Ausschneide-Bogen gehören seit vielen Jahren zum Programm des Aue-Verlags (Möckmühl, Stuttgart). Es sind einerseits die weltweit bekannten Schreiber-Bogen, andererseits Modelle zum Ausschneiden und Zusammenkleben für Schulen und Kirchen.
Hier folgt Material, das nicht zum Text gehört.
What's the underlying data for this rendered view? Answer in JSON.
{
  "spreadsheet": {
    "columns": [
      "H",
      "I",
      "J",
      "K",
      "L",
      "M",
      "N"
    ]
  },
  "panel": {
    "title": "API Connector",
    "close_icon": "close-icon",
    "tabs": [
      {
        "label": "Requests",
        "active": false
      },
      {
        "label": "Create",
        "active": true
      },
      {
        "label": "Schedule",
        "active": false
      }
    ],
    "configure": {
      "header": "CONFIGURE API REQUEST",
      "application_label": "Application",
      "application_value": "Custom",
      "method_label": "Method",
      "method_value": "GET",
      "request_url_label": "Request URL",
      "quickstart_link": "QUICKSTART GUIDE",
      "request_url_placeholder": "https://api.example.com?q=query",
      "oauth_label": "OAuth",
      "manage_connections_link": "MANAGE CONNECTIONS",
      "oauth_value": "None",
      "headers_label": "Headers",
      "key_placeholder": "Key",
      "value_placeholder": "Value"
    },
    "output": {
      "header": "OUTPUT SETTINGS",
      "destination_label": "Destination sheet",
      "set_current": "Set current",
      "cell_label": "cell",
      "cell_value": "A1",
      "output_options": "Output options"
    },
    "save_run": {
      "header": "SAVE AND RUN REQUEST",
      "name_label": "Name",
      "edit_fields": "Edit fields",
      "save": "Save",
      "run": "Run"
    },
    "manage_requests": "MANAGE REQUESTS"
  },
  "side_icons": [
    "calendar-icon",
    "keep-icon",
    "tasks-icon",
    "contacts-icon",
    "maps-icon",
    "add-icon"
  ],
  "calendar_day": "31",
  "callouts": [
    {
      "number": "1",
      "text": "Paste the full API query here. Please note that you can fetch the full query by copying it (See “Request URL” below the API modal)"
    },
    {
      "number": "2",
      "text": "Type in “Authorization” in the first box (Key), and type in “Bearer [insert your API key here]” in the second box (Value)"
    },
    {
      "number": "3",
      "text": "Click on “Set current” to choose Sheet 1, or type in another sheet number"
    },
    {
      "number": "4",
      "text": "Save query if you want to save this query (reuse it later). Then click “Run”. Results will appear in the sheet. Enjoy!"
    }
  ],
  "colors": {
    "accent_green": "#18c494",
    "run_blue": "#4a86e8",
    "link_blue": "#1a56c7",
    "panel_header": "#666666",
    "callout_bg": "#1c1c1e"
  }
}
Der Verlag J. F. Schreiber wurde von Jakob Ferdinand Schreiber gegründet, der 1831 mit einer lithographischen Druckerei begann. Er hatte ein pädagogisch und religiös geprägtes Profil. Seine Titel waren in Schulen sehr geachtet. Erst Jahrzehnte nach der Gründung fanden Kartonmodelle Aufnahme ins Verlagsprogramm. Über die Anfänge der Kartonmodelle schreibt Dieter Nievergelt in seinem lesenswerten Werk „Architektur aus Papier“: „1873-1877 schuf Emil Roth in Stuttgart 50 Modellbaubogen mit aktuellen Bauten. ... Roths Lithosteine [mit denen man druckte] wurden 1877 zum Grundstock der bis heute existierenden Modellbaubogen-Produktion von J. F. Schreiber in Esslingen. ... Zunächst druckte Schreiber von den Rothschen Steinen, begann aber bald mit eigenen herausragenden Mehrfarbenlithographien, die zum Teil noch zusätzlich schablonenkoloriert wurden. ... Schreibers Modellbaubogen waren der Konkurrenz an künstlerischer Qualität und Präzision der Konstruktion meistens ebenbürtig, wenn nicht gar voraus.“ (S. 24) Es bildete sich nach und nach ein breites Programm an Papiertheatern, Puppenbogen, Weihnachtskrippen, Gebäuden und technischen Modellen (Schiffe, Flugzeuge, Luftschiffe usw.).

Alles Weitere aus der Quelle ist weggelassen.